Letting Go
It’s time. The shades are pulled. The door is locked. I went in a little while ago. The air was stale and the porch furniture was piled up in the living room. The little summer cottage my grandparents built in 1940 is closed for good.
We have been keeping it going, patching it together, for a long time. It has been a summer destination for me for my whole life. I stayed there with my sister and my grandparents when I was little. I brought my children there as they were growing up, and spent July’s there with my two younger children for several summers. My sisters and their families, and my parents, have continued to come – summer after summer – for decades. It is nestled among several other cottages, occupied during the summer by various cousins, aunts and uncles.

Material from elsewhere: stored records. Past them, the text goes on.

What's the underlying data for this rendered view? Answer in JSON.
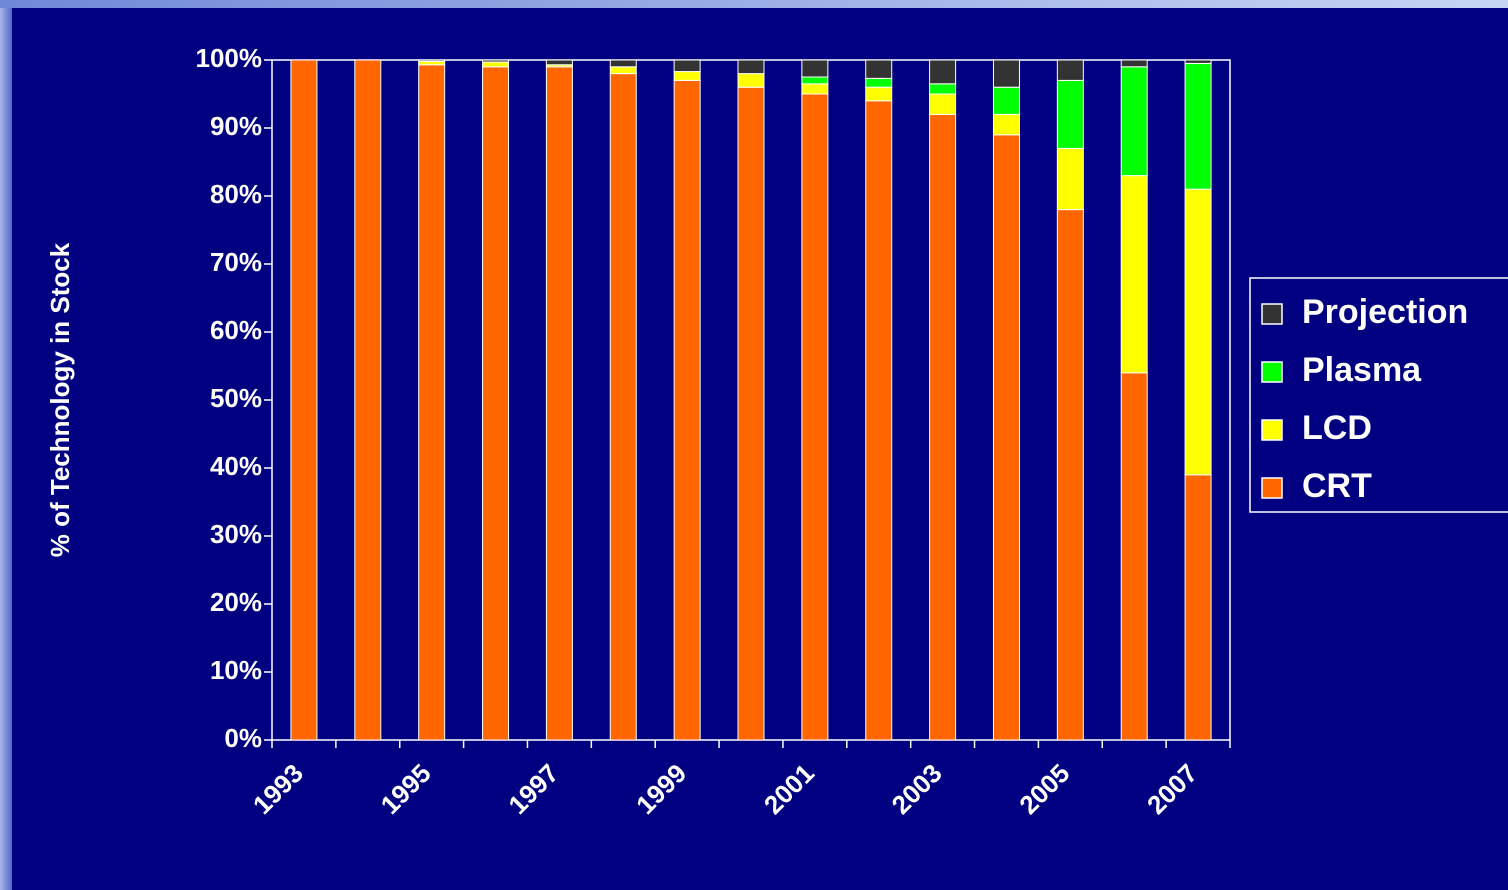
{
  "chart_data": {
    "type": "stacked_bar",
    "y_label": "% of Technology in Stock",
    "categories": [
      "1993",
      null,
      "1995",
      null,
      "1997",
      null,
      "1999",
      null,
      "2001",
      null,
      "2003",
      null,
      "2005",
      null,
      "2007"
    ],
    "series": [
      {
        "name": "CRT",
        "color": "#ff6600",
        "values": [
          100,
          100,
          99.3,
          99,
          99,
          98,
          97,
          96,
          95,
          94,
          92,
          89,
          78,
          54,
          39
        ]
      },
      {
        "name": "LCD",
        "color": "#ffff00",
        "values": [
          0,
          0,
          0.5,
          0.7,
          0.3,
          1,
          1.3,
          2,
          1.5,
          2,
          3,
          3,
          9,
          29,
          42
        ]
      },
      {
        "name": "Plasma",
        "color": "#00ff00",
        "values": [
          0,
          0,
          0,
          0,
          0,
          0,
          0,
          0,
          1,
          1.3,
          1.5,
          4,
          10,
          16,
          18.5
        ]
      },
      {
        "name": "Projection",
        "color": "#333333",
        "values": [
          0,
          0,
          0.2,
          0.3,
          0.7,
          1,
          1.7,
          2,
          2.5,
          2.7,
          3.5,
          4,
          3,
          1,
          0.5
        ]
      }
    ],
    "ylim": [
      0,
      100
    ],
    "yticks": [
      {
        "value": 0,
        "label": "0%"
      },
      {
        "value": 10,
        "label": "10%"
      },
      {
        "value": 20,
        "label": "20%"
      },
      {
        "value": 30,
        "label": "30%"
      },
      {
        "value": 40,
        "label": "40%"
      },
      {
        "value": 50,
        "label": "50%"
      },
      {
        "value": 60,
        "label": "60%"
      },
      {
        "value": 70,
        "label": "70%"
      },
      {
        "value": 80,
        "label": "80%"
      },
      {
        "value": 90,
        "label": "90%"
      },
      {
        "value": 100,
        "label": "100%"
      }
    ],
    "legend": "right"
  }
}
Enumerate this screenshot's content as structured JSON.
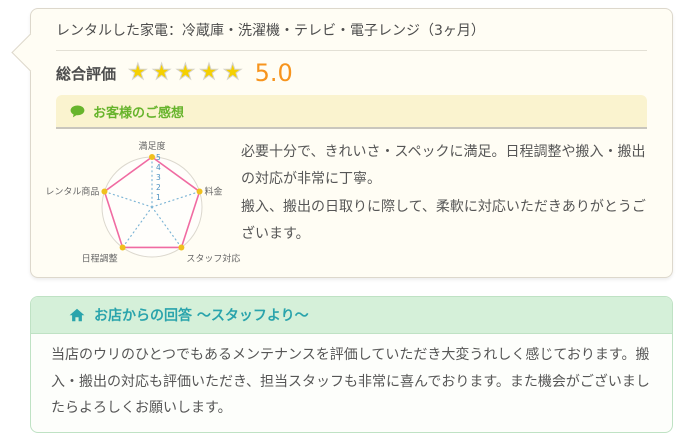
{
  "colors": {
    "card_bg": "#fffdf4",
    "card_border": "#ddd8cc",
    "star_gold": "#f5d000",
    "score_orange": "#f7941d",
    "feedback_green": "#67b42c",
    "feedback_bg": "#faf3cf",
    "reply_teal": "#2aa4ac",
    "reply_head_bg": "#d5f0d9",
    "reply_border": "#bfe2c4",
    "radar_line_pink": "#f06ba2",
    "radar_axis_blue": "#7fb6d6",
    "radar_dot_gold": "#f0c01d",
    "text": "#555555"
  },
  "review_card": {
    "title": "レンタルした家電：冷蔵庫・洗濯機・テレビ・電子レンジ（3ヶ月）",
    "overall_rating": {
      "label": "総合評価",
      "stars": "★★★★★",
      "value": "5.0"
    },
    "feedback": {
      "icon": "speech-bubble-icon",
      "heading": "お客様のご感想",
      "comment_lines": [
        "必要十分で、きれいさ・スペックに満足。日程調整や搬入・搬出の対応が非常に丁寧。",
        "搬入、搬出の日取りに際して、柔軟に対応いただきありがとうございます。"
      ]
    },
    "chart_data": {
      "type": "radar",
      "categories": [
        "満足度",
        "料金",
        "スタッフ対応",
        "日程調整",
        "レンタル商品"
      ],
      "values": [
        5,
        5,
        5,
        5,
        5
      ],
      "max": 5,
      "scale_ticks": [
        1,
        2,
        3,
        4,
        5
      ],
      "grid": "circle-outline",
      "legend": "none"
    }
  },
  "reply_card": {
    "icon": "home-icon",
    "heading": "お店からの回答 〜スタッフより〜",
    "body": "当店のウリのひとつでもあるメンテナンスを評価していただき大変うれしく感じております。搬入・搬出の対応も評価いただき、担当スタッフも非常に喜んでおります。また機会がございましたらよろしくお願いします。"
  }
}
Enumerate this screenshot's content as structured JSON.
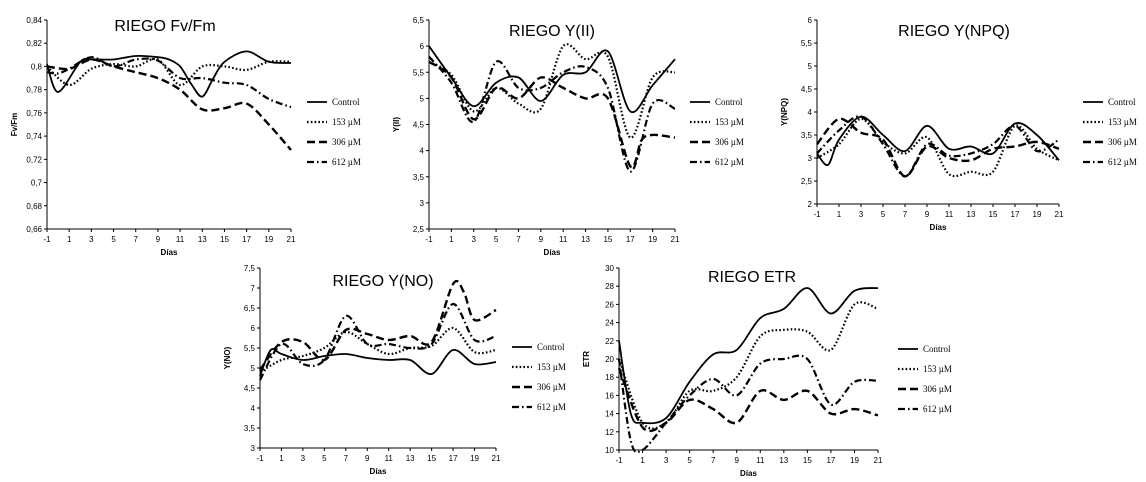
{
  "legend_entries": [
    "Control",
    "153 µM",
    "306 µM",
    "612 µM"
  ],
  "chart_data": [
    {
      "type": "line",
      "title": "RIEGO  Fv/Fm",
      "xlabel": "Días",
      "ylabel": "Fv/Fm",
      "xlim": [
        -1,
        21
      ],
      "ylim": [
        0.66,
        0.84
      ],
      "xticks": [
        -1,
        1,
        3,
        5,
        7,
        9,
        11,
        13,
        15,
        17,
        19,
        21
      ],
      "yticks": [
        "0,66",
        "0,68",
        "0,7",
        "0,72",
        "0,74",
        "0,76",
        "0,78",
        "0,8",
        "0,82",
        "0,84"
      ],
      "legend_position": "right",
      "series": [
        {
          "name": "Control",
          "style": "solid",
          "x": [
            -1,
            0,
            2,
            3,
            5,
            7,
            9,
            10,
            11,
            12,
            13,
            14,
            15,
            17,
            19,
            21
          ],
          "y": [
            0.802,
            0.778,
            0.804,
            0.806,
            0.806,
            0.809,
            0.808,
            0.806,
            0.8,
            0.785,
            0.774,
            0.79,
            0.804,
            0.813,
            0.804,
            0.803
          ]
        },
        {
          "name": "153 µM",
          "style": "dotted",
          "x": [
            -1,
            1,
            3,
            5,
            7,
            9,
            11,
            13,
            15,
            17,
            19,
            21
          ],
          "y": [
            0.8,
            0.784,
            0.798,
            0.802,
            0.8,
            0.806,
            0.784,
            0.8,
            0.8,
            0.797,
            0.804,
            0.804
          ]
        },
        {
          "name": "306 µM",
          "style": "dashed",
          "x": [
            -1,
            1,
            3,
            5,
            7,
            9,
            11,
            13,
            15,
            17,
            19,
            21
          ],
          "y": [
            0.8,
            0.798,
            0.806,
            0.8,
            0.795,
            0.79,
            0.78,
            0.763,
            0.764,
            0.768,
            0.75,
            0.728
          ]
        },
        {
          "name": "612 µM",
          "style": "dashdot",
          "x": [
            -1,
            0,
            1,
            3,
            5,
            7,
            9,
            11,
            13,
            15,
            17,
            19,
            21
          ],
          "y": [
            0.795,
            0.794,
            0.798,
            0.808,
            0.8,
            0.806,
            0.805,
            0.79,
            0.79,
            0.786,
            0.784,
            0.772,
            0.765
          ]
        }
      ]
    },
    {
      "type": "line",
      "title": "RIEGO Y(II)",
      "xlabel": "Días",
      "ylabel": "Y(II)",
      "xlim": [
        -1,
        21
      ],
      "ylim": [
        2.5,
        6.5
      ],
      "xticks": [
        -1,
        1,
        3,
        5,
        7,
        9,
        11,
        13,
        15,
        17,
        19,
        21
      ],
      "yticks": [
        "2,5",
        "3",
        "3,5",
        "4",
        "4,5",
        "5",
        "5,5",
        "6",
        "6,5"
      ],
      "legend_position": "right",
      "series": [
        {
          "name": "Control",
          "style": "solid",
          "x": [
            -1,
            1,
            3,
            5,
            7,
            9,
            11,
            13,
            15,
            17,
            19,
            21
          ],
          "y": [
            6.0,
            5.4,
            4.85,
            5.3,
            5.4,
            4.95,
            5.45,
            5.5,
            5.9,
            4.75,
            5.25,
            5.75
          ]
        },
        {
          "name": "153 µM",
          "style": "dotted",
          "x": [
            -1,
            1,
            3,
            5,
            7,
            9,
            11,
            13,
            15,
            17,
            19,
            21
          ],
          "y": [
            5.7,
            5.45,
            4.75,
            5.2,
            4.9,
            4.8,
            6.0,
            5.75,
            5.8,
            4.25,
            5.4,
            5.5
          ]
        },
        {
          "name": "306 µM",
          "style": "dashed",
          "x": [
            -1,
            1,
            3,
            5,
            7,
            9,
            11,
            13,
            15,
            17,
            18,
            19,
            21
          ],
          "y": [
            5.7,
            5.4,
            4.6,
            5.2,
            5.0,
            5.4,
            5.2,
            5.0,
            5.0,
            3.7,
            4.2,
            4.3,
            4.25
          ]
        },
        {
          "name": "612 µM",
          "style": "dashdot",
          "x": [
            -1,
            1,
            3,
            5,
            7,
            9,
            11,
            13,
            15,
            17,
            19,
            21
          ],
          "y": [
            5.8,
            5.3,
            4.55,
            5.7,
            5.2,
            5.2,
            5.5,
            5.6,
            5.2,
            3.6,
            4.9,
            4.8
          ]
        }
      ]
    },
    {
      "type": "line",
      "title": "RIEGO Y(NPQ)",
      "xlabel": "Días",
      "ylabel": "Y(NPQ)",
      "xlim": [
        -1,
        21
      ],
      "ylim": [
        2,
        6
      ],
      "xticks": [
        -1,
        1,
        3,
        5,
        7,
        9,
        11,
        13,
        15,
        17,
        19,
        21
      ],
      "yticks": [
        "2",
        "2,5",
        "3",
        "3,5",
        "4",
        "4,5",
        "5",
        "5,5",
        "6"
      ],
      "legend_position": "right",
      "series": [
        {
          "name": "Control",
          "style": "solid",
          "x": [
            -1,
            0,
            1,
            3,
            5,
            7,
            9,
            11,
            13,
            15,
            17,
            19,
            21
          ],
          "y": [
            3.1,
            2.85,
            3.4,
            3.9,
            3.5,
            3.15,
            3.7,
            3.2,
            3.25,
            3.1,
            3.75,
            3.5,
            2.95
          ]
        },
        {
          "name": "153 µM",
          "style": "dotted",
          "x": [
            -1,
            1,
            3,
            5,
            7,
            9,
            11,
            13,
            15,
            17,
            19,
            21
          ],
          "y": [
            3.0,
            3.3,
            3.85,
            3.35,
            3.1,
            3.45,
            2.65,
            2.7,
            2.7,
            3.7,
            3.2,
            2.95
          ]
        },
        {
          "name": "306 µM",
          "style": "dashed",
          "x": [
            -1,
            1,
            3,
            5,
            7,
            9,
            11,
            13,
            15,
            17,
            19,
            21
          ],
          "y": [
            3.3,
            3.85,
            3.55,
            3.4,
            2.6,
            3.25,
            3.0,
            2.95,
            3.2,
            3.25,
            3.35,
            3.2
          ]
        },
        {
          "name": "612 µM",
          "style": "dashdot",
          "x": [
            -1,
            1,
            3,
            5,
            7,
            9,
            11,
            13,
            15,
            17,
            19,
            21
          ],
          "y": [
            3.1,
            3.6,
            3.9,
            3.3,
            2.6,
            3.3,
            3.05,
            3.1,
            3.3,
            3.7,
            3.15,
            3.4
          ]
        }
      ]
    },
    {
      "type": "line",
      "title": "RIEGO Y(NO)",
      "xlabel": "Días",
      "ylabel": "Y(NO)",
      "xlim": [
        -1,
        21
      ],
      "ylim": [
        3,
        7.5
      ],
      "xticks": [
        -1,
        1,
        3,
        5,
        7,
        9,
        11,
        13,
        15,
        17,
        19,
        21
      ],
      "yticks": [
        "3",
        "3,5",
        "4",
        "4,5",
        "5",
        "5,5",
        "6",
        "6,5",
        "7",
        "7,5"
      ],
      "legend_position": "right",
      "series": [
        {
          "name": "Control",
          "style": "solid",
          "x": [
            -1,
            0,
            1,
            3,
            5,
            7,
            9,
            11,
            13,
            15,
            17,
            19,
            21
          ],
          "y": [
            4.8,
            5.45,
            5.35,
            5.2,
            5.3,
            5.35,
            5.25,
            5.2,
            5.2,
            4.85,
            5.45,
            5.1,
            5.15
          ]
        },
        {
          "name": "153 µM",
          "style": "dotted",
          "x": [
            -1,
            1,
            3,
            5,
            7,
            9,
            11,
            13,
            15,
            17,
            19,
            21
          ],
          "y": [
            4.9,
            5.2,
            5.3,
            5.5,
            5.9,
            5.6,
            5.35,
            5.5,
            5.55,
            6.0,
            5.4,
            5.45
          ]
        },
        {
          "name": "306 µM",
          "style": "dashed",
          "x": [
            -1,
            1,
            3,
            5,
            7,
            9,
            11,
            13,
            15,
            17,
            18,
            19,
            21
          ],
          "y": [
            4.95,
            5.65,
            5.65,
            5.2,
            5.95,
            5.85,
            5.7,
            5.8,
            5.65,
            7.1,
            6.9,
            6.2,
            6.45
          ]
        },
        {
          "name": "612 µM",
          "style": "dashdot",
          "x": [
            -1,
            1,
            3,
            5,
            7,
            9,
            11,
            13,
            15,
            17,
            19,
            21
          ],
          "y": [
            4.7,
            5.6,
            5.1,
            5.2,
            6.3,
            5.6,
            5.6,
            5.5,
            5.6,
            6.6,
            5.7,
            5.8
          ]
        }
      ]
    },
    {
      "type": "line",
      "title": "RIEGO ETR",
      "xlabel": "Días",
      "ylabel": "ETR",
      "xlim": [
        -1,
        21
      ],
      "ylim": [
        10,
        30
      ],
      "xticks": [
        -1,
        1,
        3,
        5,
        7,
        9,
        11,
        13,
        15,
        17,
        19,
        21
      ],
      "yticks": [
        "10",
        "12",
        "14",
        "16",
        "18",
        "20",
        "22",
        "24",
        "26",
        "28",
        "30"
      ],
      "legend_position": "right",
      "series": [
        {
          "name": "Control",
          "style": "solid",
          "x": [
            -1,
            0,
            1,
            3,
            5,
            7,
            9,
            11,
            13,
            15,
            17,
            19,
            21
          ],
          "y": [
            22,
            14,
            13,
            13.5,
            17.5,
            20.5,
            21,
            24.5,
            25.5,
            27.8,
            25,
            27.5,
            27.8
          ]
        },
        {
          "name": "153 µM",
          "style": "dotted",
          "x": [
            -1,
            1,
            3,
            5,
            7,
            9,
            11,
            13,
            15,
            17,
            19,
            21
          ],
          "y": [
            20,
            13,
            13,
            16.5,
            16.5,
            18,
            22.5,
            23.2,
            23,
            21,
            26,
            25.5
          ]
        },
        {
          "name": "306 µM",
          "style": "dashed",
          "x": [
            -1,
            1,
            3,
            5,
            7,
            9,
            11,
            13,
            15,
            17,
            19,
            21
          ],
          "y": [
            19,
            12.5,
            13,
            15.5,
            14.5,
            13,
            16.5,
            15.5,
            16.5,
            14,
            14.5,
            13.8
          ]
        },
        {
          "name": "612 µM",
          "style": "dashdot",
          "x": [
            -1,
            0,
            1,
            3,
            5,
            7,
            9,
            11,
            13,
            15,
            17,
            19,
            21
          ],
          "y": [
            20,
            11,
            10,
            13,
            16,
            17.8,
            16,
            19.5,
            20,
            20,
            15,
            17.5,
            17.6
          ]
        }
      ]
    }
  ]
}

On the front porch, which overlooks the Adirondack Mountains all around us, we have hosted countless happy hours and had many dinners at the picnic table. We have had lots of laughs and many tears. We have listened to music and crafted quilts. We have confronted hard situations, told important stories, and taken naps on the futon.
This little cottage, which we heated with a fire in the fireplace, and which smelled like a combination of smoke and mothballs, is no longer able to provide a summer home for us. The electrical service is vintage 1940’s, and the basement – if you can call it that – has had water ‘issues’ since it was built. Over the years, we have seen the basement full to the bulkhead with water, and watched water rush in during floods. We have hired someone to clean out the drain so the water would empty more readily, and hired another person to put insulation in the basement ceiling after one of our kids put her foot through the rotted floor above. (He fixed the floor, too)
We have been making plans to build a new house on this site – a house that would provide more bathrooms for our family, which can number over 17 when we’re all here; a house that would be available to us year-round; a house that would be water-tight and have enough bedrooms for most everyone to have a bit of privacy. It has been fun to think about and plan for this new place until . . . well, until we arrived this summer to find that the water pressure tank in the little cottage had broken off from the pipes completely (another flood), and the basement ceiling is so black with mold that no one thinks it’s safe to sleep in the bedroom above.
All of a sudden, our freedom to make the decision as to when we would take down the cottage, and when we would build a new house in its place, is not ours to make. It has been made for us. And with that loss of freedom comes a flood of sadness and loss and a jumble of precious memories of all the times we’ve had there.
So the goodbye-ing has begun. One last happy hour on the porch. The beginnings of conversations about what to save and what to throw away. And plans underway to figure out how to honor all the life that has happened there. It is a hard letting go right now. And while a new house – whenever it comes – will be fun to plan and inhabit someday, right now I am unfolding the grip in my hands and my heart . . . to let go.
Oh Susie, what a difficult time. I am holding you in my heart and in my prayers.
Sending love and hugs,
Margaret
Well Sus.. as you know, I know just how this feels. It’s very sad to let go but it’s also exciting to think about what’s next. And many of us have our own special memories of that cute little cottage.. so you do not mourn alone.. Here’s to whatever wonderful space will be created in its place.
You are letting go now, but you will never have to let go in your memory. You made the little cottage come alive in your description. I can even smell it! Memory is so connected to scent and one day, when you least expect it, you will smell it again and immediately your memories will bring it back to you again.